Slalom est une bonne surprise. Certes, il n’évite pas certains clichés et passages obligés relatifs à son sujet : évidemment, son héroïne est une oie blanche qui ne s’intéresse pas aux garçons (du moins au début). Évidemment, elle évolue au sein d’une famille trouée de part en part, avec un père complètement absent et une mère démissionnaire qui ne comprend pas sa passion pour le ski. Évidemment, son entraîneur sera son pygmalion et la formera pour tout-y compris, donc, dans sa sexualité naissante. Évidemment, elle ne dira rien à personne et se terrera dans le silence pendant la majeure partie du métrage. Et puis, en-dehors de cela, on trouve certains échanges un peu caricaturaux, écrits à l’arrache, et un jeu d’acteur parfois en demi-teinte-malgré une excellente prestation de la part des deux têtes d’affiche- qui gâche quelque peu notre immersion dans le film.

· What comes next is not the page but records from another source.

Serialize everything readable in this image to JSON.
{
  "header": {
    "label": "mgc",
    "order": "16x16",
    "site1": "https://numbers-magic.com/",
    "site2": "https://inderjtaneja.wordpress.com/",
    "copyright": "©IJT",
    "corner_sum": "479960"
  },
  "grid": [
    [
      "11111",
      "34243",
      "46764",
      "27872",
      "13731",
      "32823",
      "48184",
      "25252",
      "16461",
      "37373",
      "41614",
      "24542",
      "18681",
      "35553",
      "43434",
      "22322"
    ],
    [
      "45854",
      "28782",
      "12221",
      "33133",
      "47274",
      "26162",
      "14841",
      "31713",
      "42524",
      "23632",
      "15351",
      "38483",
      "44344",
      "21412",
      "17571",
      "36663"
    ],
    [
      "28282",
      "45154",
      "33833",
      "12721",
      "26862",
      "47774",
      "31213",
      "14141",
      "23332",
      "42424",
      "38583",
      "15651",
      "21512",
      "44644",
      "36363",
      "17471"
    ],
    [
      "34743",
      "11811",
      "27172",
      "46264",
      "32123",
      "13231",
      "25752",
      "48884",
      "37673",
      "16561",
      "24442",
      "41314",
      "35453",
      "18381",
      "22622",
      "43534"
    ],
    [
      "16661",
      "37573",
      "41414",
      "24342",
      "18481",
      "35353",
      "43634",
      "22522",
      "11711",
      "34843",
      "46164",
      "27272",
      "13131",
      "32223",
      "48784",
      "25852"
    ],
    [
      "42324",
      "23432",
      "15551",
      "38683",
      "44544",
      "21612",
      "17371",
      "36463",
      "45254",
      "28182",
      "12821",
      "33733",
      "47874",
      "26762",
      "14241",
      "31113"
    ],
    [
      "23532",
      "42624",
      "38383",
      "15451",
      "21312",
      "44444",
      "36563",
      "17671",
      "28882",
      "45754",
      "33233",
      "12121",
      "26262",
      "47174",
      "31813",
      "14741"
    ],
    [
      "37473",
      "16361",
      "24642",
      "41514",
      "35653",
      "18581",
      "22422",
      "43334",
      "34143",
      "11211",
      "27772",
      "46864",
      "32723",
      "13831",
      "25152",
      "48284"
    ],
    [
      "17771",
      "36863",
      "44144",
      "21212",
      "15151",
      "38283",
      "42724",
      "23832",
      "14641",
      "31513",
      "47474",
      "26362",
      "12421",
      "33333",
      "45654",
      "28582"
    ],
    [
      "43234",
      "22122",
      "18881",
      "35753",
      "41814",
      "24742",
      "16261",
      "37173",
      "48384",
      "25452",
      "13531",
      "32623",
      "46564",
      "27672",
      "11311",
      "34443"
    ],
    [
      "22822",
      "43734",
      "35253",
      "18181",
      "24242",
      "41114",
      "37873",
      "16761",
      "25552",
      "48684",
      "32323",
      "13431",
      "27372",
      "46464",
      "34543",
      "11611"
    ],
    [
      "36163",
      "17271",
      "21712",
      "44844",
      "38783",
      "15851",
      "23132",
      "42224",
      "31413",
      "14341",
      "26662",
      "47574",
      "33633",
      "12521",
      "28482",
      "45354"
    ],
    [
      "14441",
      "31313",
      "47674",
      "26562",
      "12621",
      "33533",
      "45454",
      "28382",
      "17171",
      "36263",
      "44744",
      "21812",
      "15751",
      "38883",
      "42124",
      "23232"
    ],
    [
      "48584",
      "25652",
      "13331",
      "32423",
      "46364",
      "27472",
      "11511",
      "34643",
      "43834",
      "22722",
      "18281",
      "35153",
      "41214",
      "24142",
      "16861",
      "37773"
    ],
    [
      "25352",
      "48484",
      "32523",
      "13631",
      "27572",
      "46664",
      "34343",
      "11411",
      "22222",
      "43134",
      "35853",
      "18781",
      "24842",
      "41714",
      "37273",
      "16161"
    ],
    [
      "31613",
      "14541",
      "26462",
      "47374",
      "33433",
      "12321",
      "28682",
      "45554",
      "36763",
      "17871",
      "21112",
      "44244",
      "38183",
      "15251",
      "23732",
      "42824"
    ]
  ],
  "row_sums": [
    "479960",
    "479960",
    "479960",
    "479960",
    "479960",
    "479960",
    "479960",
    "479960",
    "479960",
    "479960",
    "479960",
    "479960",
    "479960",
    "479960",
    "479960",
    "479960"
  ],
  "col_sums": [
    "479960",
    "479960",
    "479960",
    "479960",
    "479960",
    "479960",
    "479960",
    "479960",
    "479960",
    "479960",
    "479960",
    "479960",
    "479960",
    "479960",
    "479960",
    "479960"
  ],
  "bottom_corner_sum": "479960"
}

Toutefois, il serait bien malhonnête de notre part de réduire Slalom à un simple film à thèse sur les violences sexuelles dans un milieu donné, ou à une opposition binaire entre un monstre et sa victime : certes, le film emprunte plus volontiers le point de vue de Lyz et n’est pas tendre envers son coach, Fred. Mais il se révèle bien plus subtil dans son déroulement. Fred n’est pas (ou pas seulement) un prédateur sexuel attiré par la chair fraîche à laquelle son statut d’entraîneur lui donne accès : c’est aussi un homme bouffé par ses échecs qui tente de se « rattraper » en projetant ses victoires dans celles d’une gamine pleine de potentiel, au point de ne plus savoir où placer les limites dans leur relation. Et Lyz n’est pas (ou pas seulement) une proie passive : c’est aussi une jeune fille solitaire qui va se raccrocher au seul adulte lui témoignant un semblant d’attention (et qui, pour conserver cette même attention, recherchera quelquefois des contacts charnels). Leur relation est ambivalente, nourrie de sentiments peut-être sains à son commencement, mais pervertis depuis- et c’est bien ce qui la rend, paradoxalement, si malsaine. Le choix des acteurs est d’ailleurs particulièrement judicieux : d’un côté, Jérémie Rénier et son corps musclé, dominateur, mais profondément désirable. De l’autre, Noée Abita, qui malgré son corps de femme, conserve un visage d’enfant et une moue innocente…
L’ambiguïté du film se reflète dans cette mise en scène qui, malgré son manque de fulgurance (mise à part la scène illustrant l’affiche, qui tente quelque chose d’un peu original, on peut déplorer le peu de relief de l’ensemble) n’en est pas moins d’une grande intelligence : parce que le film se déroule en milieu sportif, ce sont les corps et leurs interactions que va filmer Charlène Favier. Les plans sont systématiquement rapprochés, au plus près de l’anatomie des personnages, instaurant d’ores et déjà une atmosphère charnelle ; les gestes de l’entraîneur envers sa protégée, d’abord professionnels (il ne s’agit que de rééquilibrer ses mouvements ou de lui poser des électrodes) apparaissent rapidement comme sensuels ; il en va de même pour certaines lignes de dialogues auxquelles il est difficile de ne pas déceler un double-sens : Fred déclare ainsi, en faisant le bilan d’une course de slalom : « Son atout [A Lyz], c’est qu’elle a pas peur…elle en veut…elle a faim… ». Très vite, les frontières se brouillent entre l’utilisation du corps comme d’un outil de travail destiné à réaliser une performance (et que l’on doit muscler dans cette optique) et l’usage intime, sexué que l’on peut faire de ce même corps en pleine mutation. Les rares (mais très réalistes) scènes de sexe ne sont qu’une exacerbation de l’ambiance générale du film : l’ambiance d’une mue brutale, d’un passage à l’âge adulte violent, empoisonné. Tout cela est très bien démontré, ou presque : il est regrettable qu’à trop consacrer son film à l’évolution physique de son héroïne, la réalisatrice n’ait accordé à son évolution morale qu’une place trop timide :


Si on excepte son « non » final, assez ténu par rapport au reste, Lyz fait du surplace psychologique pendant presque tout le film ; malgré tout ce qu’elle peut traverser, elle reste une enfant, avec des décisions et des réactions d’enfant. Si cette absence de changement peut être cohérente dans un premier temps, une plus grande « progression » à ce niveau dans la deuxième moitié aurait rendu le propos un peu moins bancal.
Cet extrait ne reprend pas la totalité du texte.